Mais cette difficulté n’étoit pas la seule que j’eusse à surmonter, en changeant le plan de mes opérations. Le voiturier avec lequel j’étois convenu qu’il me conduiroit à Turin, ne vouloit pas retourner à Saint-Michel, avant d’avoir achevé son voyage, parce qu’il s’attendoit à trouver un voyageur qui lui payeroit son retour. Je lui représentai inutilement ce qu’il gagneroit pour une course aussi courte, et qu’il trouveroit probablement à Saint-Michel quelque personne qui voudroit aller à Turin. Non ; — il étoit obstiné comme ses mules, on eût dit qu’il y avoit entr’eux une sympathie de caractère qu’il faut peut-être attribuer à ce qu’ils vivoient et conversoient constamment ensemble. Toute ma rhétorique, tous mes raisonnemens ne firent pas plus d’impression sur cet homme, que les excommunications et les anathêmes lancés religieusement par le clergé de France centre les rats et les chenilles, n’en font sur ces animaux.

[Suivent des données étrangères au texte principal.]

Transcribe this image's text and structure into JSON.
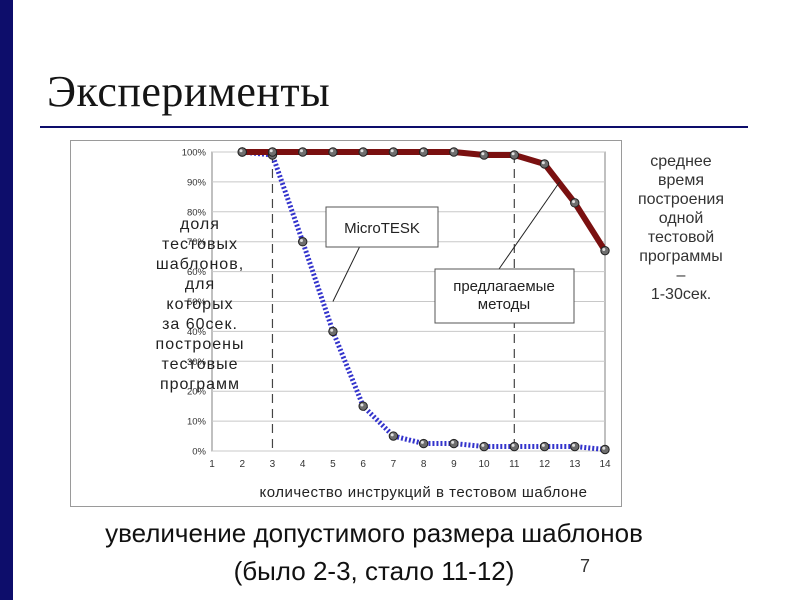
{
  "title": "Эксперименты",
  "left_caption_lines": [
    "доля",
    "тестовых",
    "шаблонов,",
    "для",
    "которых",
    "за 60сек.",
    "построены",
    "тестовые",
    "программ"
  ],
  "right_caption_lines": [
    "среднее",
    "время",
    "построения",
    "одной",
    "тестовой",
    "программы",
    "–",
    "1-30сек."
  ],
  "bottom_lines": [
    "увеличение допустимого размера шаблонов",
    "(было 2-3, стало 11-12)"
  ],
  "page_number": "7",
  "colors": {
    "accent": "#0d0d6b",
    "series_proposed": "#7a1010",
    "series_microtesk": "#3333cc"
  },
  "chart_data": {
    "type": "line",
    "x": [
      1,
      2,
      3,
      4,
      5,
      6,
      7,
      8,
      9,
      10,
      11,
      12,
      13,
      14
    ],
    "xlim": [
      1,
      14
    ],
    "ylim": [
      0,
      100
    ],
    "x_ticks": [
      "1",
      "2",
      "3",
      "4",
      "5",
      "6",
      "7",
      "8",
      "9",
      "10",
      "11",
      "12",
      "13",
      "14"
    ],
    "y_ticks": [
      "0%",
      "10%",
      "20%",
      "30%",
      "40%",
      "50%",
      "60%",
      "70%",
      "80%",
      "90%",
      "100%"
    ],
    "xlabel": "количество инструкций в тестовом шаблоне",
    "grid": true,
    "series": [
      {
        "name": "MicroTESK",
        "x": [
          2,
          3,
          4,
          5,
          6,
          7,
          8,
          9,
          10,
          11,
          12,
          13,
          14
        ],
        "values": [
          100,
          99,
          70,
          40,
          15,
          5,
          2.5,
          2.5,
          1.5,
          1.5,
          1.5,
          1.5,
          0.5
        ]
      },
      {
        "name": "предлагаемые методы",
        "x": [
          2,
          3,
          4,
          5,
          6,
          7,
          8,
          9,
          10,
          11,
          12,
          13,
          14
        ],
        "values": [
          100,
          100,
          100,
          100,
          100,
          100,
          100,
          100,
          99,
          99,
          96,
          83,
          67
        ]
      }
    ],
    "annotations": [
      {
        "text": "MicroTESK",
        "points_to_x": 5,
        "points_to_y": 50
      },
      {
        "text_lines": [
          "предлагаемые",
          "методы"
        ],
        "points_to_x": 12.5,
        "points_to_y": 90
      }
    ],
    "reference_lines_x": [
      3,
      11
    ]
  }
}
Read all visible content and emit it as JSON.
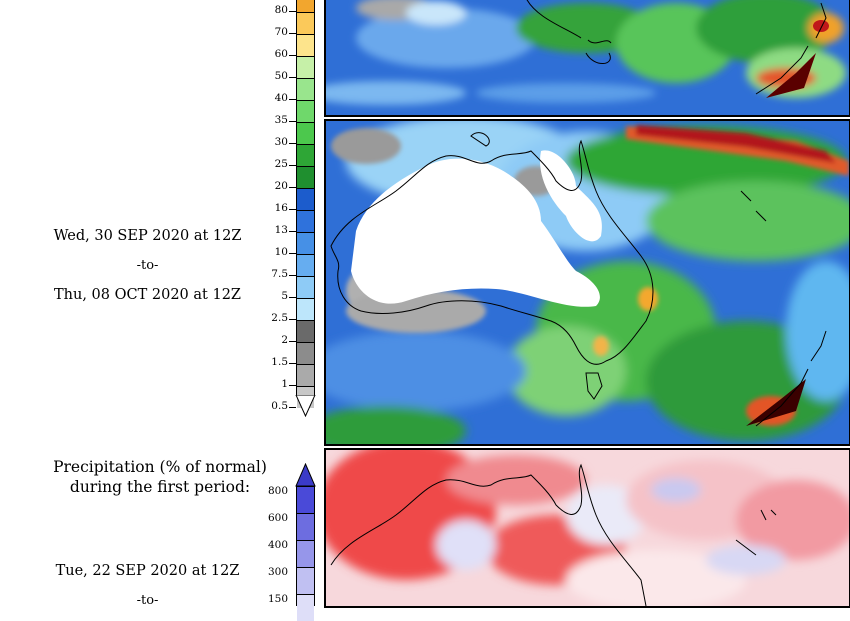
{
  "left_panel": {
    "period2": {
      "start": "Wed, 30 SEP 2020 at 12Z",
      "sep": "-to-",
      "end": "Thu, 08 OCT 2020 at 12Z"
    },
    "section2_title_line1": "Precipitation (% of normal)",
    "section2_title_line2": "during the first period:",
    "period1": {
      "start": "Tue, 22 SEP 2020 at 12Z",
      "sep": "-to-"
    }
  },
  "precip_colorbar": {
    "labels": [
      "80",
      "70",
      "60",
      "50",
      "40",
      "35",
      "30",
      "25",
      "20",
      "16",
      "13",
      "10",
      "7.5",
      "5",
      "2.5",
      "2",
      "1.5",
      "1",
      "0.5"
    ],
    "colors": [
      "#f2a62e",
      "#fbc95a",
      "#fde48c",
      "#c6f0a8",
      "#99e58d",
      "#6fd86b",
      "#4cc84d",
      "#2ea636",
      "#1f8f2f",
      "#1c5ccc",
      "#2f72dc",
      "#4690e6",
      "#66adf0",
      "#8ecbf6",
      "#bde6fb",
      "#6a6a6a",
      "#8c8c8c",
      "#aaaaaa",
      "#c8c8c8"
    ]
  },
  "pct_colorbar": {
    "labels": [
      "800",
      "600",
      "400",
      "300",
      "150"
    ],
    "colors": [
      "#4a4ad8",
      "#6d6de0",
      "#9696ea",
      "#c0c0f2",
      "#dedef8"
    ]
  },
  "maps": [
    {
      "name": "map-top-partial"
    },
    {
      "name": "map-precip-total"
    },
    {
      "name": "map-precip-percent"
    }
  ]
}
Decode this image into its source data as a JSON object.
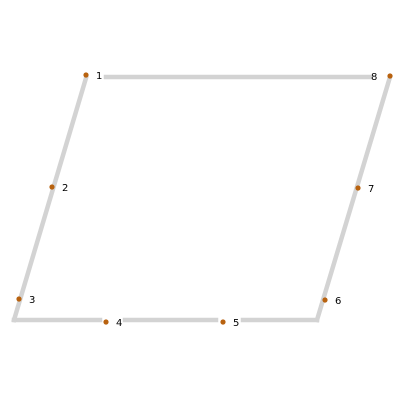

Voyant que je n’avois pas d’autre parti à prendre que de payer le retour, comme si nous avions été jusqu’à Turin, je finis par y consentir ; et avec ma philantropie ordinaire je commençai à imputer cette soif du gain, si universellement dominante, à quelque cause cachée dans notre structure, ou à quelques particules invisibles d’air que nous humons avec notre première aspiration en poussant, quand nous faisons notre entrée dans ce monde, un cri de mécontentement pour le voyage qu’on nous force à faire.